ANYMAL
WHO
WHAT
HOW
Inquisitive nature enthusiasts
Redesigning current methods of animal identification
By utilising an intelligent guessing system
CONTEXT
Anymal is a concept of mine that was conceived from a problem that I encountered while on a walk. I spotted an animal and realised that trying to identify the animal felt much harder than it should. Googling just wasn't producing accurate results and before I knew it, the animal escaped.
PROBLEM
Identifying a specific animal can be a long and tedious process. Current applications that aim to solve the problem make use of image detection technology.However, this may not be sufficient and have a tendency to be inaccurate and dependent on environmental conditions.
RESEARCH
SEEK - An animal identification app that uses image detection.
A few rounds of tests led to inconsistent results, the primary factor being the quality of the photo and the subject.
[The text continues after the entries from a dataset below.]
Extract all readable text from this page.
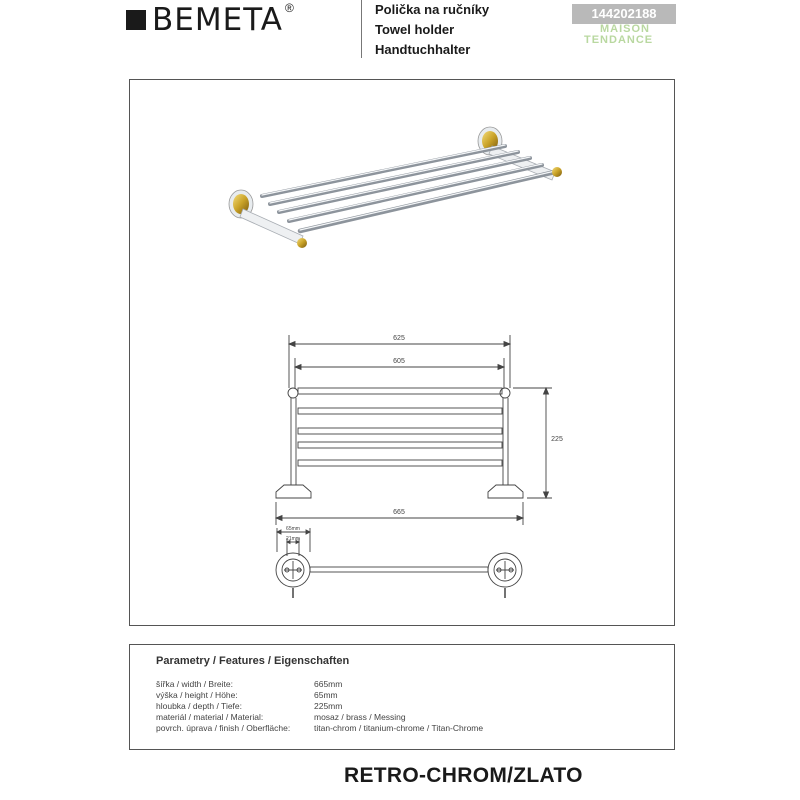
BEMETA ®	Polička na ručníky
Towel holder
Handtuchhalter
144202188
MAISON
TENDANCE
625
605
225
665
65mm
21mm
Parametry / Features / Eigenschaften
šířka / width / Breite:	665mm
výška / height / Höhe:	65mm
hloubka / depth / Tiefe:	225mm
materiál / material / Material:	mosaz / brass / Messing
povrch. úprava / finish / Oberfläche:	titan-chrom / titanium-chrome / Titan-Chrome
RETRO-CHROM/ZLATO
The results themselves have the tendency to produce vague outputs that offer no insight as to the identity of the animal.
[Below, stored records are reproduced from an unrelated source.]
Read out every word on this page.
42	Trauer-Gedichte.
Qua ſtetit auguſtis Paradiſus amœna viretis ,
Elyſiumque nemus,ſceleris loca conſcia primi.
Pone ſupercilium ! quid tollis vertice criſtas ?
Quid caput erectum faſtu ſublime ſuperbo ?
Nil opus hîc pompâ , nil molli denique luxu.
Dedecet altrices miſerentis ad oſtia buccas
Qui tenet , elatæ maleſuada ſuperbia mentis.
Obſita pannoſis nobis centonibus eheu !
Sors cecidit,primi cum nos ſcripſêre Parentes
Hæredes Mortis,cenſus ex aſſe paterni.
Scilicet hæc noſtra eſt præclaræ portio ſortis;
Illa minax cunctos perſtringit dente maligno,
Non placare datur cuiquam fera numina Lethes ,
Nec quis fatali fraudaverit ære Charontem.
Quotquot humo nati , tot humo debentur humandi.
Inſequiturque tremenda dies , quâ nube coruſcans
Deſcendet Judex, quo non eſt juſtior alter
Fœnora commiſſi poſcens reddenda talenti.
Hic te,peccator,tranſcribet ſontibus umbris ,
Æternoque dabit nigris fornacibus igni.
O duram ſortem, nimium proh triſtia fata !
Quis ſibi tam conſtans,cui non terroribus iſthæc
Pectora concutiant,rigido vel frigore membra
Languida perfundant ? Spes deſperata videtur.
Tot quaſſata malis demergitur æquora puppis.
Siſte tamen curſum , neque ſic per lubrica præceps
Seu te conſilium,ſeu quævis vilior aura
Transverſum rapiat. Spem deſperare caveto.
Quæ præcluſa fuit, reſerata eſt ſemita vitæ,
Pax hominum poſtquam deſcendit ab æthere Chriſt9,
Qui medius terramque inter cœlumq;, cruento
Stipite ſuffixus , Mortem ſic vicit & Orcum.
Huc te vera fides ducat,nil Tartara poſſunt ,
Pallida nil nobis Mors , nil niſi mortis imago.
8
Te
Difficulty capturing "good" photos:
Animals escape when they perceive danger. Taking a clear and close-up photo may not be a viable option.
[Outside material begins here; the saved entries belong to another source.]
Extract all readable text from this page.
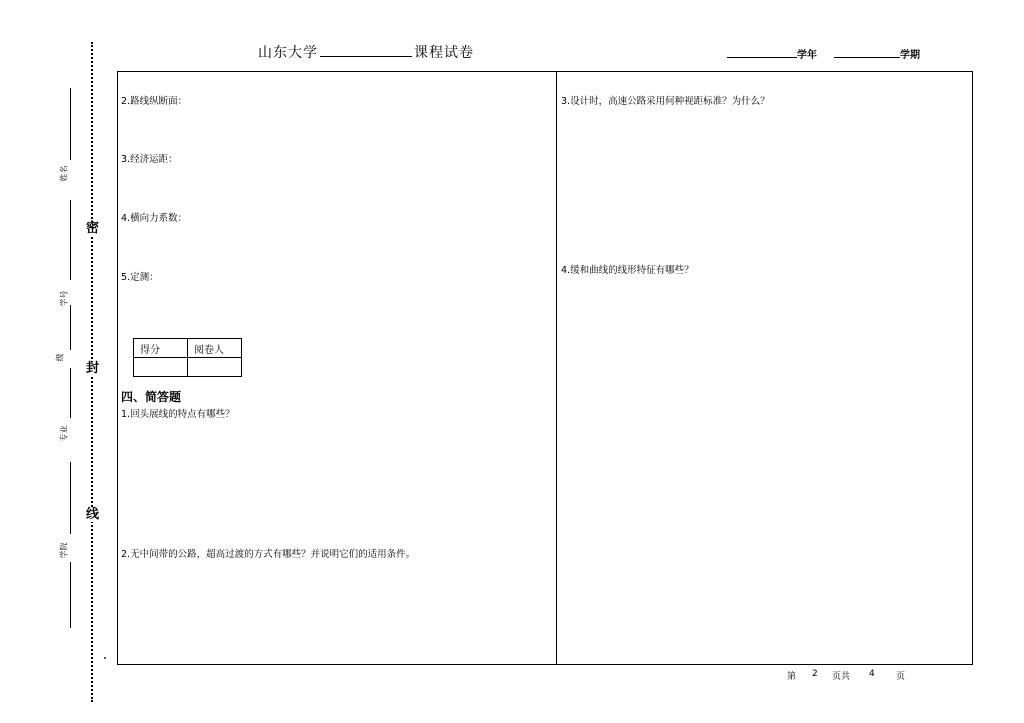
山东大学	课程试卷	学年	学期
密
封
线
姓名
学号
级
专业
学院
2.路线纵断面：
3.经济运距：
4.横向力系数：
5.定测：
得分	阅卷人

四、简答题
1.回头展线的特点有哪些？
2.无中间带的公路，超高过渡的方式有哪些？并说明它们的适用条件。
3.设计时，高速公路采用何种视距标准？为什么？
4.缓和曲线的线形特征有哪些？
第 2 页共 4 页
Multiple methods of identification :
As identification is the critical feature required for the success of the app, secondary methods might be required.
Precise identification:
The result from the application should be more precise than visual identification by the user.
Speed is Key :
The process to identify animals should be optimised to be efficient yet accurate as it is a critical feature of the app.
THEORY
Anymal - An intelligent, community driven app
By leveraging on tried and tested methods and adapting it to fit the problem, I hope to improve the success rate and overall experience of identifying animals via an application.
QnA - Inspired by Akinator
By asking a series of "Yes" or "No" questions, we can narrow down the pool of potential animals and eventually reach a conclusion. Since animals have distinctive traits that are well-documented, we can leverage on these research to build a database of questions.

This method does not require a high quality photo, rather a photo that is useful enough for the user to answer the questions given. This also allows users the ability to take numerous photos first and lowers the risk of animals escaping while identifying the animal.
Leveraging on the community
If the primary method fails, the user can send their photo to the community to seek help in identifying the animal in the photo. The type of question ranges from open ended to polls depending on the various stages the query is at. This secondary method works as a "fail-safe" approach to give users the result they require.
THOUGHTS
By adapting Akinator's s QnA method and applying it to the identification of animals, it might prove to be a superior solution than existing methods. Image detection technology can even be merged with Anymal, potentially leading to greater success.

Finally, by further leveraging on collective intelligence, we ensure that the user is able to receive a possible result.